After writing this post about the importance of exposing kids to nature, I've been thinking more and more about the "how tos" of parenting. I know what I want for my children; I know what I dream for their lives and characters to look like, but how do I get from point A in my head to point B in real life? The nature issue seems a little simpler to me-- open the door and make them play outside, show them how to play outside and create. But here are a few other things I've been thinking about:
And then there is the reading thing. How do I create a space in which they become book lovers, devouring words and pages and cracking spines and meeting new characters and places? Can they fall in love with the act of reading and taste the words on their lips? How do I show them that reading will make them notice more, create more, learn more, think more, grow more, be challenged more? I can't make this happen. Or can I?
But just like with nature, is it really just about getting out there with them? Showing them?

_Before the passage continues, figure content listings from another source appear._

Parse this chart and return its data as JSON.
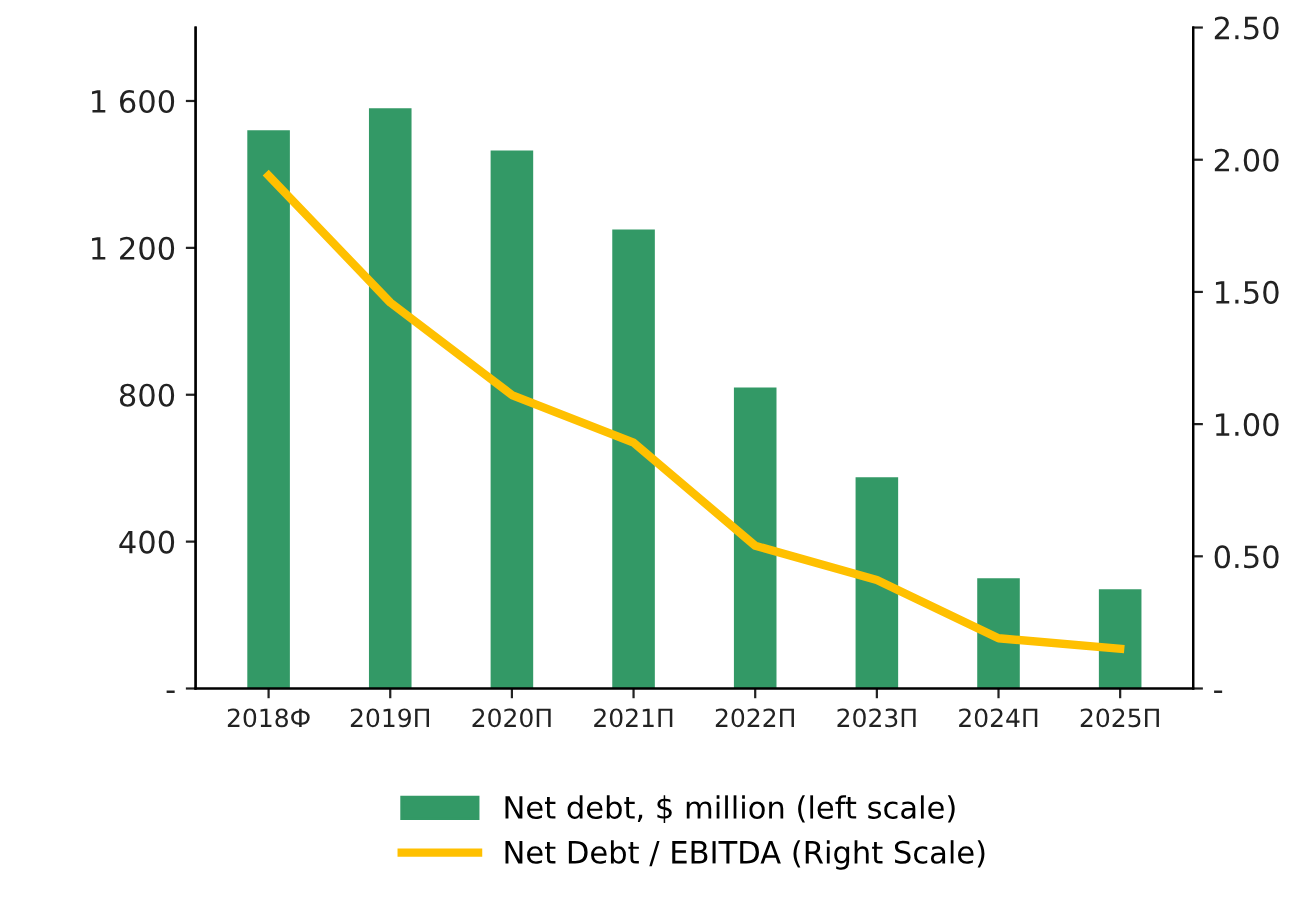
{
  "chart_data": {
    "type": "bar",
    "categories": [
      "2018Ф",
      "2019П",
      "2020П",
      "2021П",
      "2022П",
      "2023П",
      "2024П",
      "2025П"
    ],
    "series": [
      {
        "name": "Net debt, $ million (left scale)",
        "color": "#339966",
        "values": [
          1520,
          1580,
          1465,
          1250,
          820,
          575,
          300,
          270
        ]
      },
      {
        "name": "Net Debt / EBITDA (Right Scale)",
        "type": "line",
        "axis": "y2",
        "color": "#ffc000",
        "values": [
          1.94,
          1.46,
          1.11,
          0.93,
          0.54,
          0.41,
          0.19,
          0.15
        ]
      }
    ],
    "ylim": [
      0,
      1800
    ],
    "yticks": [
      {
        "value": 0,
        "label": "-"
      },
      400,
      800,
      {
        "value": 1200,
        "label": "1 200"
      },
      {
        "value": 1600,
        "label": "1 600"
      }
    ],
    "y2lim": [
      0,
      2.5
    ],
    "y2ticks": [
      {
        "value": 0,
        "label": "-"
      },
      {
        "value": 0.5,
        "label": "0.50"
      },
      {
        "value": 1.0,
        "label": "1.00"
      },
      {
        "value": 1.5,
        "label": "1.50"
      },
      {
        "value": 2.0,
        "label": "2.00"
      },
      {
        "value": 2.5,
        "label": "2.50"
      }
    ],
    "grid": false,
    "legend": "bottom",
    "marker": "none",
    "line_style": "solid"
  }
}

Living it with them?
I want Blythe and Becks to have a close relationship. So do we just show them that, as a family, we enjoy spending time together? That we like to be with each other? Do I just let them see my relationship with Kali? Do we just point them to each other when they are wandering? Do we let them explore life together, and create joint experiences for them? There is no formula for this, but is it just in the living life with them?

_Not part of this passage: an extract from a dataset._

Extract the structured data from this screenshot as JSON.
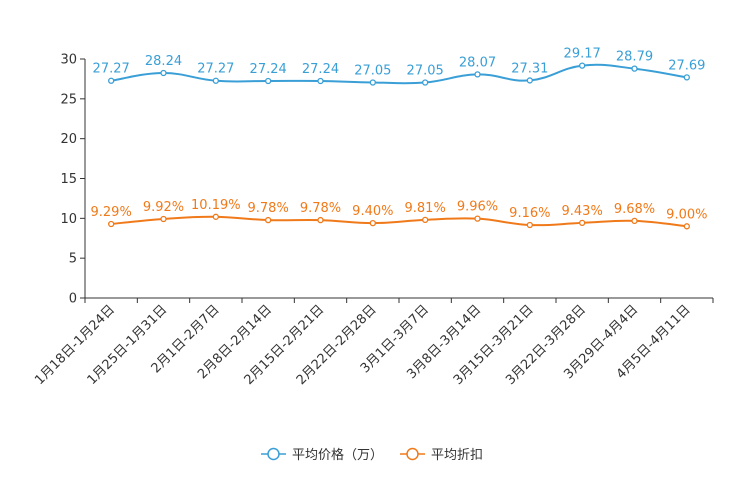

And books? Reading? I know I can model that. I know I can read to them and with them and near them. I can surround them with books. I can empty their shelves of clothes and toys and we can live on words! But I can't force them to like it. So do I just show them the beauty of books, and let them roam around the pages on their own, and let the siren call of the printed words do their magic? There is no formula for this, but is it just in the exposure and joy?

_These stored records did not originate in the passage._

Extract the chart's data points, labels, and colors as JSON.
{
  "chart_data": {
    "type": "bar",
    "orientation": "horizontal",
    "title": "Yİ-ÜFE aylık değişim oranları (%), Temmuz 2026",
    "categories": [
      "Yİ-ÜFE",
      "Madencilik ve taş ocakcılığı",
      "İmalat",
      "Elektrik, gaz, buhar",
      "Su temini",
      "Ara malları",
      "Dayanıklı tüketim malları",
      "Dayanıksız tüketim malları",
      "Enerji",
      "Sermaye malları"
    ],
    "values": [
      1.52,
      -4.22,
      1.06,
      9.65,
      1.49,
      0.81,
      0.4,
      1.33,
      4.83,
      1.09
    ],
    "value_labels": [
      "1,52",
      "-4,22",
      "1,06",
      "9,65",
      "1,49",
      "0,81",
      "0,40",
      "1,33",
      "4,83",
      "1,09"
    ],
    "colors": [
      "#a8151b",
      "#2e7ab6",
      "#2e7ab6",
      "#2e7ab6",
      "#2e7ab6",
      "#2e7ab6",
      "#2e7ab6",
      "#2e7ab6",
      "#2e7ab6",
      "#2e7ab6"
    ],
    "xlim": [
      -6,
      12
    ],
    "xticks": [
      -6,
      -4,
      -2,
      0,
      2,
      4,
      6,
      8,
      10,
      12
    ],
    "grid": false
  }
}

And Jesus. The stakes are high here. Is it just a combination of the rest of these? Do I open the door and let them romp around in His goodness at any opportunity? Do I just live life with Him, letting them see and hear and feel my journey with a good Savior? And do I fill their empty spaces with His love? Do I live like Jesus to them, with them, near them? Is it in the living life with Him, and in the exposure and joy? If I can introduce them, will they hear and see and feel and love for themselves?
It's a big thing, this mothering business. If I had a how-to manual I would probably just feel the need to rebel against it, but sometimes it might be nice to be able to turn to the chapter on "How to teach your children humility," or "How to foster a healthy world view in your children raised in a small-town." Right now my days sometimes feel stuck in the little things-- in the pick-up-your-toys and eat-your-veggies and go-pee-in-the-potty and take-your-finger-out-of-your-nose kind of things. But I know, in the little slivers of time between baths and meals and time-outs, there are also opportunities to teach big things. And I'm muddling through them. I'm trying. I'm exposing. I'm praying.
I'm just trying to creating opportunities to romp in the grass, to love a sister, to read a book, to see Jesus, just as I try to get outside, love my own sister, read my books, and see Jesus for myself.